That guy over there looks like a cartoon/action figure.
omg, i know.
we're too high.
its like he missed a chap in the "being a guy" handbook and read the bible instead
she's not going to take you seriously with an empty 40 and a sombrero on your head.
Rubbed one out while on hold to buy tickets to Disneyland. Feel simultaneously like a freak and strangely productive.
I just licked the seasoning off all the doritoes in the bag. Tell me when I should stop drinking or I'll just move on to the sunchips
My printer just jammed because one of the condom wrappers I threw when we had sex in my dorm
All I remember from last night is petting the broom with my feet and feeling like I was standing on a horses head
I love being Chipotle's first beer sale of the morning.
you're right. i am beautiful. like a May day. frolicking in a meadow of wildflowers. platinum in one hand. pipe in the other. that kind of beautiful.
Two drag queens are fighting over me.

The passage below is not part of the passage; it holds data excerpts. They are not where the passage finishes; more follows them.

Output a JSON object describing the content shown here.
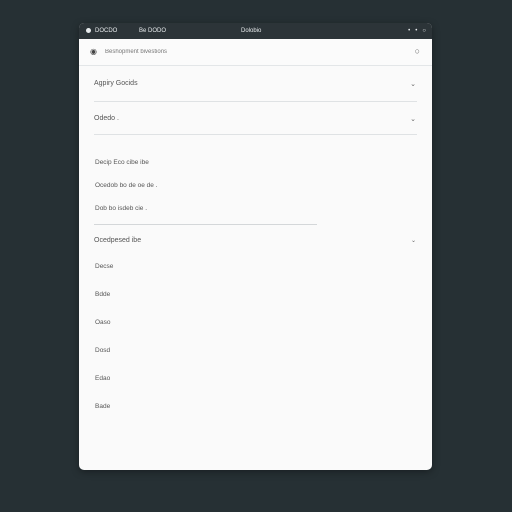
{
  "titlebar": {
    "app_name": "DOCDO",
    "menu": "Be DODO",
    "title": "Dolobio",
    "controls": [
      "•",
      "•",
      "○"
    ]
  },
  "search": {
    "placeholder": "Beshopment bivestions"
  },
  "accordion": {
    "section1_label": "Agpiry Gocids",
    "section2_label": "Odedo .",
    "sub_items": [
      "Decip Eco cibe ibe",
      "Ocedob bo de oe de .",
      "Dob bo isdeb cie ."
    ],
    "section3_label": "Ocedpesed ibe",
    "list_items": [
      "Decse",
      "Bdde",
      "Oaso",
      "Dosd",
      "Edao",
      "Bade"
    ]
  },
  "icons": {
    "search_left": "location-pin-icon",
    "search_right": "search-icon",
    "chevron": "chevron-down-icon"
  },
  "colors": {
    "background": "#263034",
    "titlebar": "#2c3438",
    "panel": "#fafafa"
  }
}
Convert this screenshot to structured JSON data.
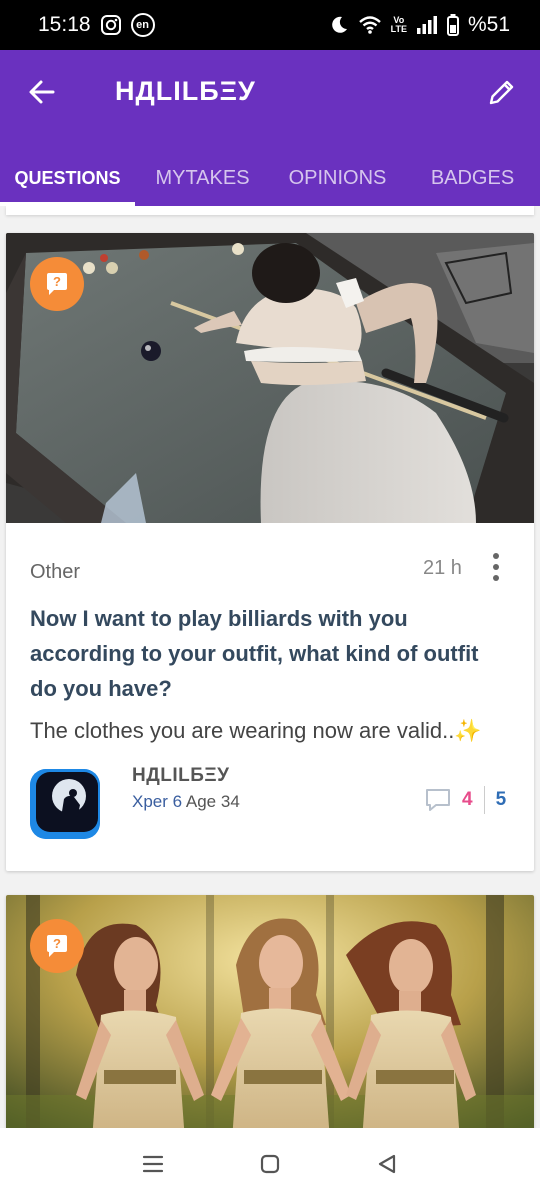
{
  "status_bar": {
    "time": "15:18",
    "battery": "%51",
    "lte_top": "Vo",
    "lte_bottom": "LTE",
    "lang_badge": "en"
  },
  "header": {
    "title": "НДLILБΞУ",
    "color": "#6a31bf"
  },
  "tabs": [
    {
      "label": "QUESTIONS",
      "active": true
    },
    {
      "label": "MYTAKES",
      "active": false
    },
    {
      "label": "OPINIONS",
      "active": false
    },
    {
      "label": "BADGES",
      "active": false
    }
  ],
  "posts": [
    {
      "category": "Other",
      "time": "21 h",
      "title": "Now I want to play billiards with you according to your outfit, what kind of outfit do you have?",
      "description": "The clothes you are wearing now are valid..✨",
      "author": {
        "name": "НДLILБΞУ",
        "level": "Xper 6",
        "age": "Age 34"
      },
      "opinions": "4",
      "questions": "5",
      "badge_icon": "question-bubble-icon"
    },
    {
      "badge_icon": "question-bubble-icon"
    }
  ],
  "colors": {
    "accent": "#6a31bf",
    "badge_orange": "#f58c38",
    "opinion_pink": "#e74c8b",
    "count_blue": "#2f6db5"
  }
}
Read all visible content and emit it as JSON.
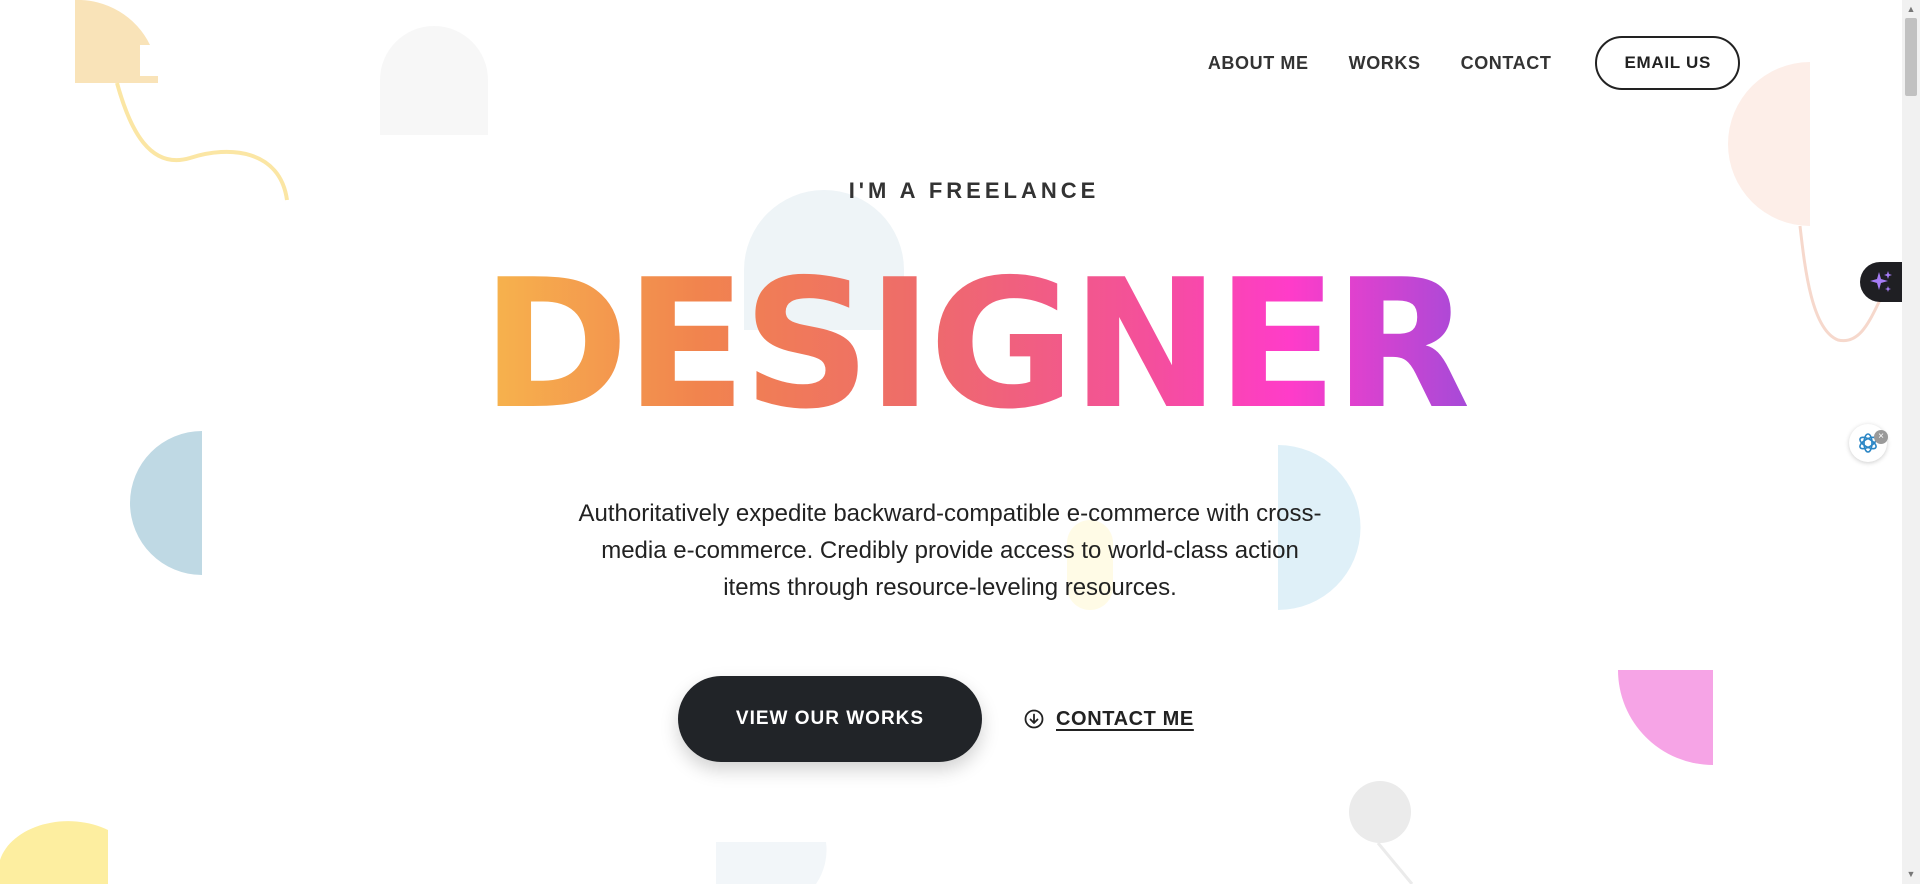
{
  "nav": {
    "items": [
      {
        "label": "ABOUT ME"
      },
      {
        "label": "WORKS"
      },
      {
        "label": "CONTACT"
      }
    ],
    "email_button": "EMAIL US"
  },
  "hero": {
    "eyebrow": "I'M A FREELANCE",
    "headline": "DESIGNER",
    "description": "Authoritatively expedite backward-compatible e-commerce with cross-media e-commerce. Credibly provide access to world-class action items through resource-leveling resources.",
    "primary_button": "VIEW OUR WORKS",
    "secondary_link": "CONTACT ME"
  },
  "colors": {
    "gradient": [
      "#f7b54d",
      "#f1844e",
      "#ee6b6b",
      "#f44f9c",
      "#ff3cc9",
      "#a74ad8"
    ],
    "dark_button": "#212428"
  },
  "icons": {
    "contact_link": "arrow-down-circle-icon",
    "ai_tab": "sparkle-icon",
    "chat_widget": "chatgpt-icon"
  }
}
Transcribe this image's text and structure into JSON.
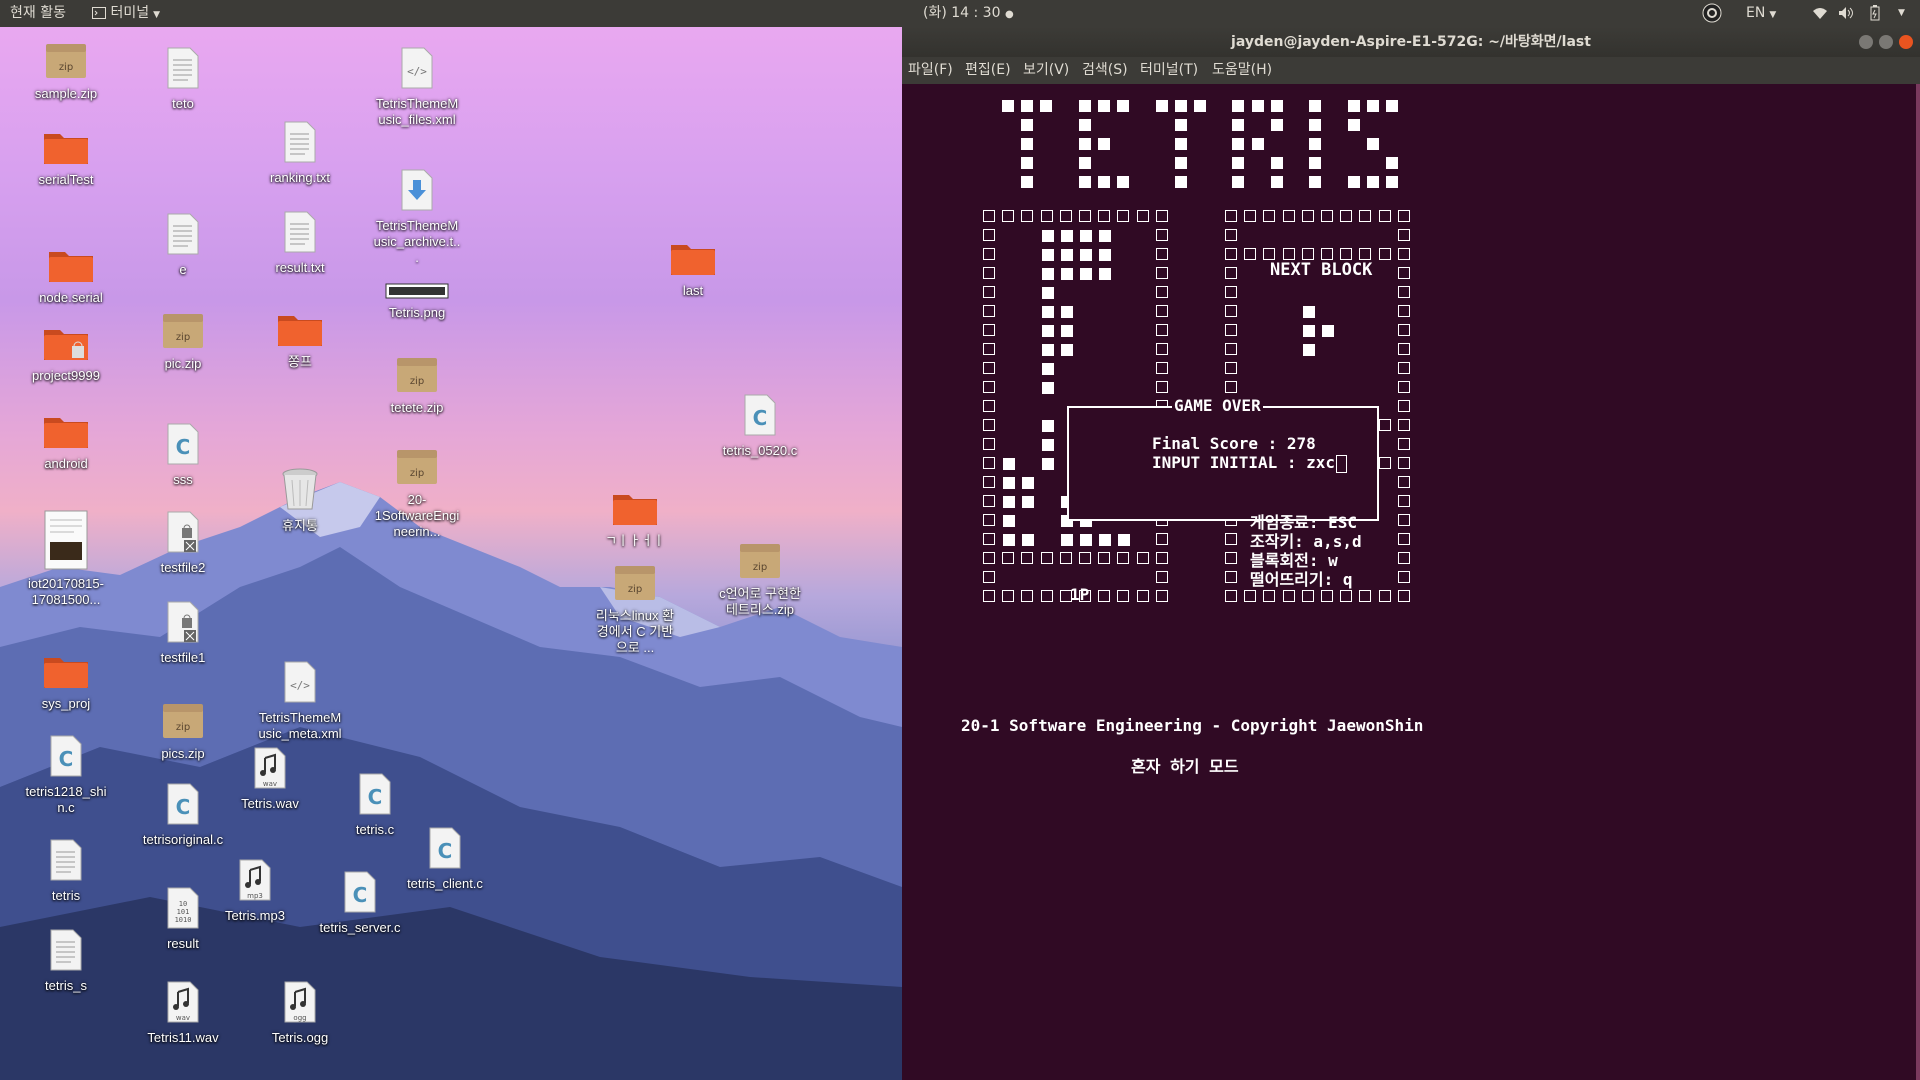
{
  "topbar": {
    "activities": "현재 활동",
    "app_menu": "터미널",
    "clock": "(화) 14 : 30",
    "lang": "EN"
  },
  "desktop": {
    "icons": [
      {
        "label": "sample.zip",
        "type": "zip"
      },
      {
        "label": "serialTest",
        "type": "folder"
      },
      {
        "label": "node.serial",
        "type": "folder"
      },
      {
        "label": "project9999",
        "type": "folder-locked"
      },
      {
        "label": "android",
        "type": "folder"
      },
      {
        "label": "iot20170815-17081500...",
        "type": "pdf"
      },
      {
        "label": "sys_proj",
        "type": "folder"
      },
      {
        "label": "tetris1218_shin.c",
        "type": "c"
      },
      {
        "label": "tetris",
        "type": "text"
      },
      {
        "label": "tetris_s",
        "type": "text"
      },
      {
        "label": "teto",
        "type": "text"
      },
      {
        "label": "e",
        "type": "text"
      },
      {
        "label": "pic.zip",
        "type": "zip"
      },
      {
        "label": "sss",
        "type": "c"
      },
      {
        "label": "testfile2",
        "type": "locked"
      },
      {
        "label": "testfile1",
        "type": "locked"
      },
      {
        "label": "pics.zip",
        "type": "zip"
      },
      {
        "label": "tetrisoriginal.c",
        "type": "c"
      },
      {
        "label": "result",
        "type": "binary"
      },
      {
        "label": "Tetris11.wav",
        "type": "audio-wav"
      },
      {
        "label": "ranking.txt",
        "type": "text"
      },
      {
        "label": "result.txt",
        "type": "text"
      },
      {
        "label": "쫑프",
        "type": "folder"
      },
      {
        "label": "휴지통",
        "type": "trash"
      },
      {
        "label": "TetrisThemeMusic_meta.xml",
        "type": "xml"
      },
      {
        "label": "Tetris.wav",
        "type": "audio-wav"
      },
      {
        "label": "Tetris.mp3",
        "type": "audio-mp3"
      },
      {
        "label": "Tetris.ogg",
        "type": "audio-ogg"
      },
      {
        "label": "TetrisThemeMusic_files.xml",
        "type": "xml"
      },
      {
        "label": "TetrisThemeMusic_archive.t...",
        "type": "download"
      },
      {
        "label": "Tetris.png",
        "type": "image"
      },
      {
        "label": "tetete.zip",
        "type": "zip"
      },
      {
        "label": "20-1SoftwareEngineerin...",
        "type": "zip"
      },
      {
        "label": "tetris.c",
        "type": "c"
      },
      {
        "label": "tetris_client.c",
        "type": "c"
      },
      {
        "label": "tetris_server.c",
        "type": "c"
      },
      {
        "label": "ㄱㅣㅏㅓㅣ",
        "type": "folder"
      },
      {
        "label": "리눅스linux 환경에서 C 기반으로 ...",
        "type": "zip"
      },
      {
        "label": "last",
        "type": "folder"
      },
      {
        "label": "tetris_0520.c",
        "type": "c"
      },
      {
        "label": "c언어로 구현한 테트리스.zip",
        "type": "zip"
      }
    ]
  },
  "terminal": {
    "title": "jayden@jayden-Aspire-E1-572G: ~/바탕화면/last",
    "menu": [
      "파일(F)",
      "편집(E)",
      "보기(V)",
      "검색(S)",
      "터미널(T)",
      "도움말(H)"
    ],
    "next_block_label": "NEXT BLOCK",
    "game_over_label": "GAME OVER",
    "final_score_label": "Final Score : 278",
    "input_initial_label": "INPUT INITIAL : zxc",
    "help_lines": [
      "게임종료: ESC",
      "조작키: a,s,d",
      "블록회전: w",
      "떨어뜨리기: q"
    ],
    "player_label": "1P",
    "copyright": "20-1 Software Engineering - Copyright JaewonShin",
    "mode": "혼자 하기 모드"
  },
  "colors": {
    "terminal_bg": "#300a24",
    "panel_bg": "#3c3b37",
    "folder_orange": "#f0622e",
    "close_button": "#e95420"
  }
}
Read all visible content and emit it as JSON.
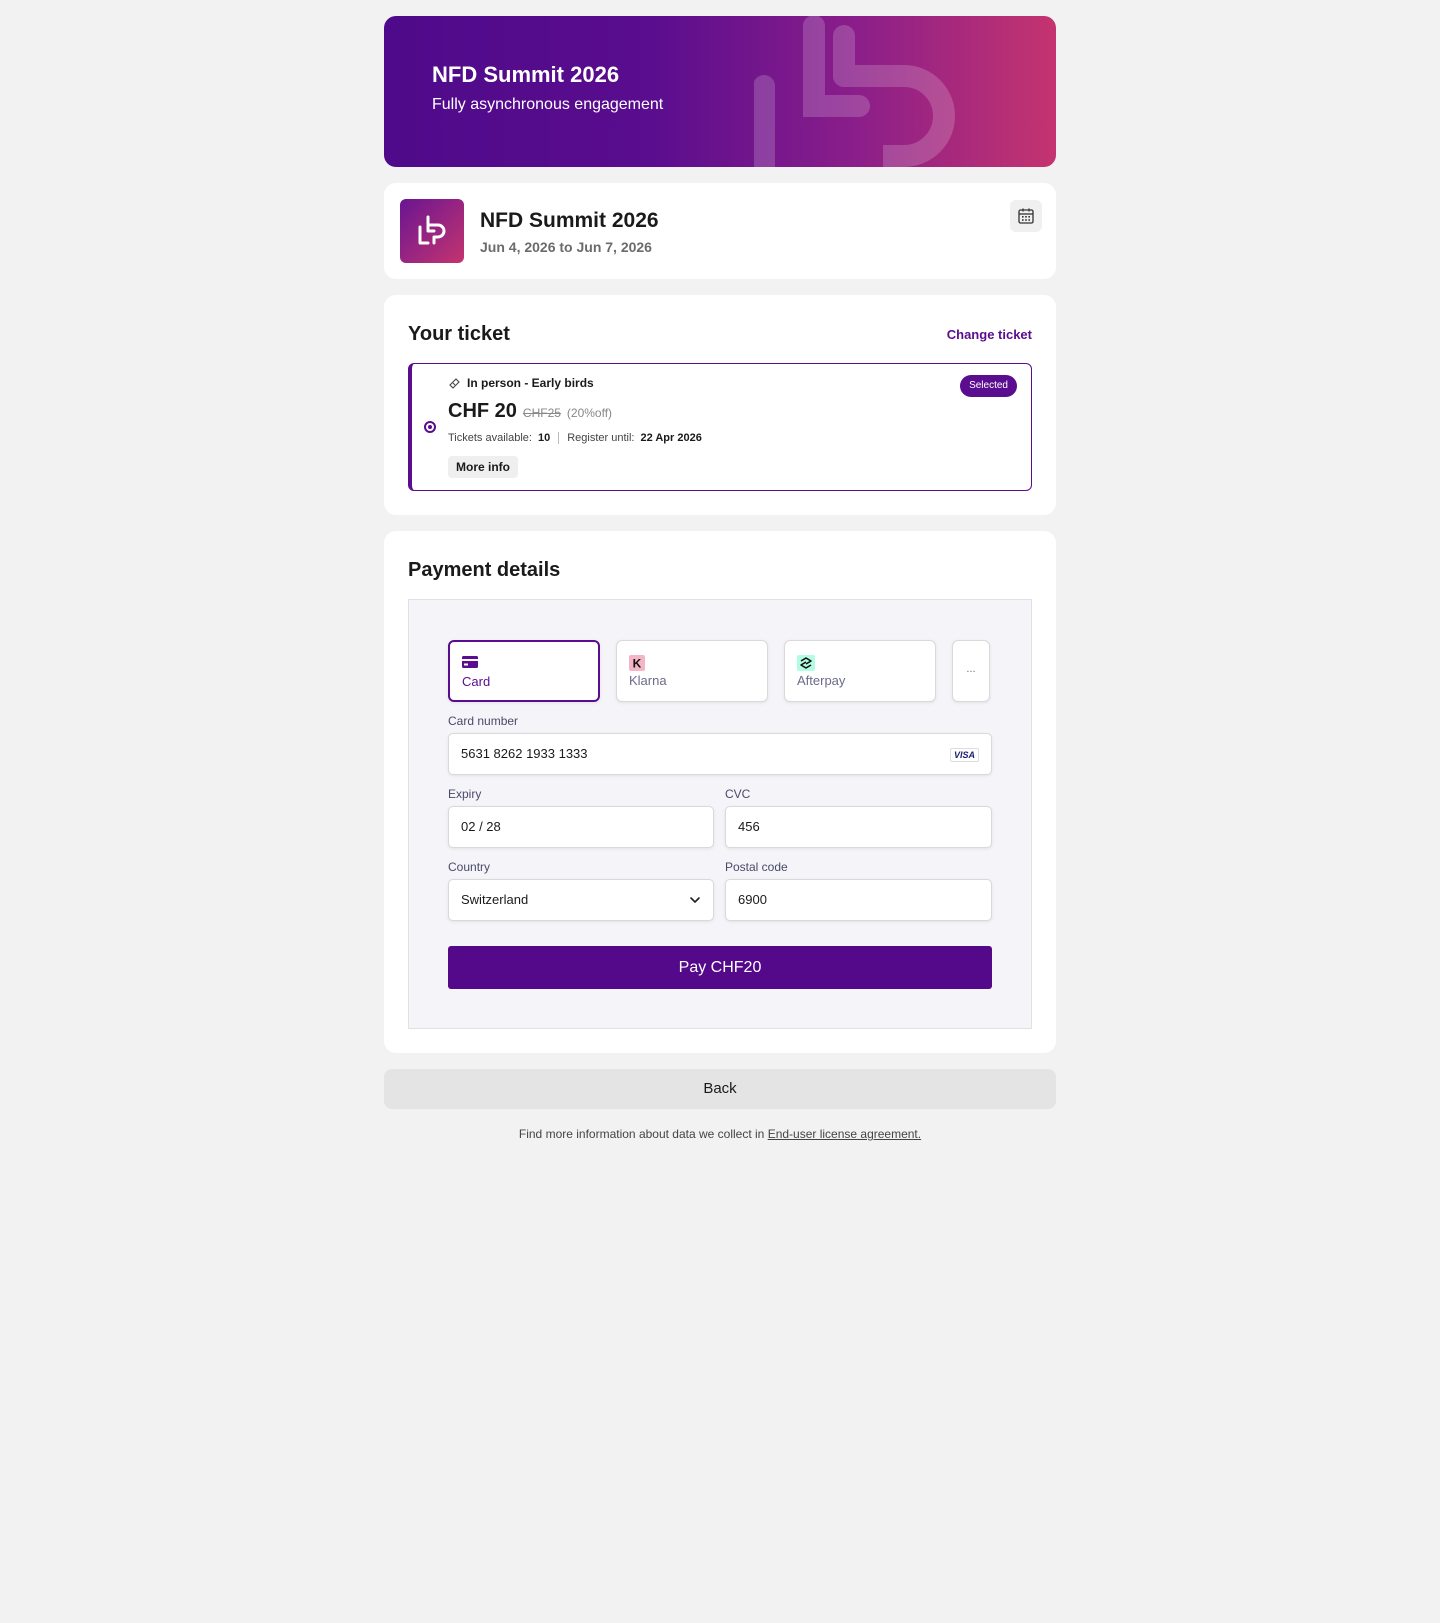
{
  "hero": {
    "title": "NFD Summit 2026",
    "subtitle": "Fully asynchronous engagement"
  },
  "event": {
    "title": "NFD Summit 2026",
    "dates": "Jun 4, 2026 to Jun 7, 2026",
    "calendar_icon": "calendar-icon"
  },
  "ticket": {
    "heading": "Your ticket",
    "change_label": "Change ticket",
    "type": "In person - Early birds",
    "badge": "Selected",
    "price": "CHF 20",
    "old_price": "CHF25",
    "discount": "(20%off)",
    "available_label": "Tickets available:",
    "available": "10",
    "register_label": "Register until:",
    "register_date": "22 Apr 2026",
    "more_info": "More info"
  },
  "payment": {
    "heading": "Payment details",
    "methods": [
      {
        "label": "Card",
        "icon": "credit-card-icon"
      },
      {
        "label": "Klarna",
        "icon": "klarna-icon"
      },
      {
        "label": "Afterpay",
        "icon": "afterpay-icon"
      },
      {
        "label": "..."
      }
    ],
    "card_number_label": "Card number",
    "card_number": "5631 8262 1933 1333",
    "card_brand": "VISA",
    "expiry_label": "Expiry",
    "expiry": "02 / 28",
    "cvc_label": "CVC",
    "cvc": "456",
    "country_label": "Country",
    "country": "Switzerland",
    "postal_label": "Postal code",
    "postal": "6900",
    "pay_label": "Pay CHF20"
  },
  "back_label": "Back",
  "footer": {
    "text": "Find more information about data we collect in ",
    "link": "End-user license agreement."
  },
  "colors": {
    "accent": "#5a0d8e",
    "gradient_end": "#c4346f"
  }
}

And yet the night is still getting weirder
I look like I just got gang banged and I'm wearing a Taylor swift t shirt. It's not gonna be a pretty breakfast.
He yelled "Go Ducks" while he came
The dick lei will go down in squad history
Did she seriously come back inside just to piss on the kitchen floor?
Social anxiety problems: I just had to get up and change stalls mid-poop because someone sat down in the one next to mine.